Q:Why is animal preference so important to our approach to animal welfare research?
A:Tyson Foods is utilizing animal preference as part of our research strategy to better understand what animals want and need. The animals’ voices in the decisions we make help us understand how to improve their welfare. As Marian Dawkins explained in her paper, “Through Animal Eyes: What behaviour tells us”. (2006), “We now have a wide range of methods for “asking” animals what they want and we should have the humility to use this evidence and ask the animals rather than automatically assuming that we know from our human standpoint”.
Q:The Five Freedoms of Animal Welfare are frequently cited in the animal welfare space. What is Tyson Foods’ position on this framework?
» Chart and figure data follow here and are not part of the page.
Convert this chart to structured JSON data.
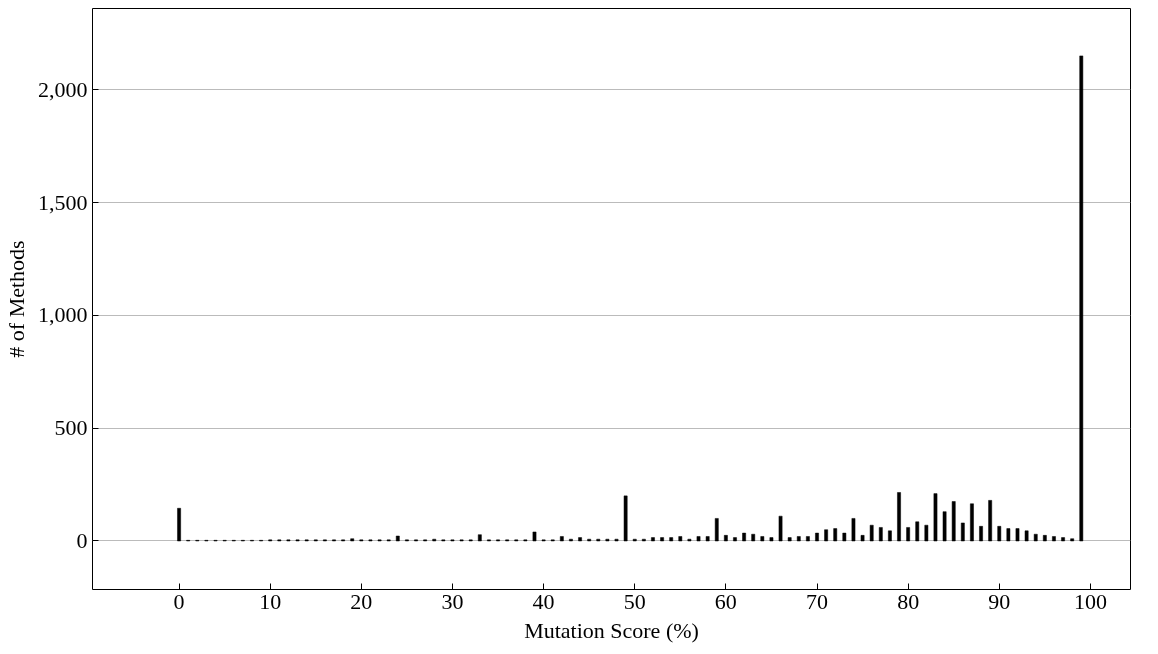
{
  "chart_data": {
    "type": "bar",
    "xlabel": "Mutation Score (%)",
    "ylabel": "# of Methods",
    "x": [
      0,
      1,
      2,
      3,
      4,
      5,
      6,
      7,
      8,
      9,
      10,
      11,
      12,
      13,
      14,
      15,
      16,
      17,
      18,
      19,
      20,
      21,
      22,
      23,
      24,
      25,
      26,
      27,
      28,
      29,
      30,
      31,
      32,
      33,
      34,
      35,
      36,
      37,
      38,
      39,
      40,
      41,
      42,
      43,
      44,
      45,
      46,
      47,
      48,
      49,
      50,
      51,
      52,
      53,
      54,
      55,
      56,
      57,
      58,
      59,
      60,
      61,
      62,
      63,
      64,
      65,
      66,
      67,
      68,
      69,
      70,
      71,
      72,
      73,
      74,
      75,
      76,
      77,
      78,
      79,
      80,
      81,
      82,
      83,
      84,
      85,
      86,
      87,
      88,
      89,
      90,
      91,
      92,
      93,
      94,
      95,
      96,
      97,
      98,
      99
    ],
    "values": [
      145,
      3,
      3,
      3,
      3,
      3,
      3,
      3,
      3,
      3,
      5,
      5,
      5,
      5,
      5,
      5,
      5,
      5,
      5,
      10,
      5,
      5,
      5,
      5,
      22,
      5,
      5,
      5,
      8,
      5,
      5,
      5,
      5,
      28,
      5,
      5,
      5,
      5,
      5,
      40,
      5,
      5,
      20,
      8,
      15,
      8,
      8,
      8,
      8,
      200,
      8,
      8,
      15,
      15,
      15,
      20,
      8,
      20,
      20,
      100,
      25,
      15,
      35,
      30,
      20,
      15,
      110,
      15,
      20,
      20,
      35,
      50,
      55,
      35,
      100,
      25,
      70,
      60,
      45,
      215,
      60,
      85,
      70,
      210,
      130,
      175,
      80,
      165,
      65,
      180,
      65,
      55,
      55,
      45,
      30,
      25,
      20,
      15,
      10,
      2150
    ],
    "color": "#000000",
    "xlim": [
      -9.5,
      104.4
    ],
    "ylim": [
      -215,
      2360
    ],
    "xticks": [
      0,
      10,
      20,
      30,
      40,
      50,
      60,
      70,
      80,
      90,
      100
    ],
    "yticks": [
      0,
      {
        "value": 500,
        "label": "500"
      },
      {
        "value": 1000,
        "label": "1,000"
      },
      {
        "value": 1500,
        "label": "1,500"
      },
      {
        "value": 2000,
        "label": "2,000"
      }
    ],
    "grid": "y"
  }
}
A:The Five Freedoms have been at the center of welfare science for the last 25 years, and we acknowledge their significance in the development of our welfare program. Within any scientific discipline, however, there is evolution of ideas as more is learned and debated. The increasing need to measure welfare outcomes has led to the re-framing of the Five Freedoms into The Five Domains. The Five Domains is a more modern conceptual framework of animal welfare that includes the promotion of the positive aspects of nutrition, environment, health, behavior and the animal’s mental state. Focusing on the importance of positive experiences, as well as avoiding suffering, encourages us to use technology, research and creativity to find ways to protect animal welfare. Progress on this area is essential for continuous improvement in welfare standards.